BERNE (Reuters) – Former FIFA presidential candidate Mohamed Bin Hammam has lost his appeal against a life ban for his part in a cash-for-votes scandal, one of several recent controversies to hit world soccer.
“The appeal made by Mohamed Bin Hammam has been rejected and the decision of the FIFA ethics committee confirmed,” FIFA said in a statement yesterday.
“The sanction of being banned from taking part in any kind of football-related activity (administrative, sports or any other) at national and international level for life has therefore been maintained.”
Former Asian Football Confederation (AFC) and FIFA executive committee member Bin Hammam confirmed through his lawyer Eugene Gulland that he would appeal to the Court of Arbitration for Sport (CAS).
Gulland said the Qatari would also challenge the decision to designate Zhang Jilong as acting AFC president and appoint him to the FIFA executive committee.
Bin Hammam challenged Sepp Blatter for the FIFA presidency earlier this year. He withdrew his candidacy, and was then provisionally suspended, days before the June election over allegations that he had tried to buy the votes of Caribbean officials by handing them $40,000 each in brown envelopes.
Blatter was subsequently re-elected unopposed for a fourth term as FIFA president.
Qatari Bin Hammam was then banned for life by FIFA’s ethics committee in July after being found to have broken seven articles of the ethics code, including one on bribery. Former CONCACAF president Jack Warner, considered a major FIFA powerbroker, resigned in June after he was also accused of wrongdoing at the same meeting as Bin Hammam in Trinidad on May 10-11. The investigation against Warner was dropped as a result of his resignation.
A further 16 Caribbean officials, eight of them heads of their national federations, were placed under investigation by FIFA’s ethics committee last month.
Bin Hammam has denied the allegations against him.

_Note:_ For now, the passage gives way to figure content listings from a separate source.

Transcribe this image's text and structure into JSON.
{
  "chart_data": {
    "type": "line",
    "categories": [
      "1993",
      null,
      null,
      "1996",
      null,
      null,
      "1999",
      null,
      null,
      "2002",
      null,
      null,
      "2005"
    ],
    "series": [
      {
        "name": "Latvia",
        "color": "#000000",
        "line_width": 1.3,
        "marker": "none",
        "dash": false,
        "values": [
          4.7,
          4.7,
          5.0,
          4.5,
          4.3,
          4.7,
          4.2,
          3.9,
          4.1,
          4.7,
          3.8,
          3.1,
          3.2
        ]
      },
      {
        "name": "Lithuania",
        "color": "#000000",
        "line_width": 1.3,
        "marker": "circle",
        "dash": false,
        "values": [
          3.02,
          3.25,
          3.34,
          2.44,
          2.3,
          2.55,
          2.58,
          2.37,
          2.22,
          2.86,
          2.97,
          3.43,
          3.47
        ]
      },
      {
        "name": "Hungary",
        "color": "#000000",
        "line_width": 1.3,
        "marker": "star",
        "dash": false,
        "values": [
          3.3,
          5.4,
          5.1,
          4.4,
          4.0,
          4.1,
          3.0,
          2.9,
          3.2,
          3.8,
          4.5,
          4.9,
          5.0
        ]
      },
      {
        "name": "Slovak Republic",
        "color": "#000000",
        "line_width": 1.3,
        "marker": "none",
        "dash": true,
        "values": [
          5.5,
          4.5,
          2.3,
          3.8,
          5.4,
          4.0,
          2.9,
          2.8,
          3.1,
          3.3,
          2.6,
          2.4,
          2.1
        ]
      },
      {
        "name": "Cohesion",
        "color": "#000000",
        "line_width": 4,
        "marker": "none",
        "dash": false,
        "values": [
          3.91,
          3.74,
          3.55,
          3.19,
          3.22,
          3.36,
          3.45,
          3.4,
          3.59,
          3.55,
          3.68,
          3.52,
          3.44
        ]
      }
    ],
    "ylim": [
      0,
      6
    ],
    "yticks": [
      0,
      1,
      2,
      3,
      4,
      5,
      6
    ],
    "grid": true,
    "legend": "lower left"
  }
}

“Bin Hammam has already gone on record stating that he was not optimistic of justice prevailing from the FIFA appeals process but this was a protocol to enable him to obtain access to CAS,” said his lawyer’s statement.
“We also continue to champion the need for transparency and call on FIFA to publish the transcripts of the appeals panel as well as that of the Ethics Committee proceedings in July.”
FIFA said the three-man appeal committee consisted of Francisco Acosta (Ecuador), Fernando Mitjans (Argentina) and Augustin Senghor (Senegal).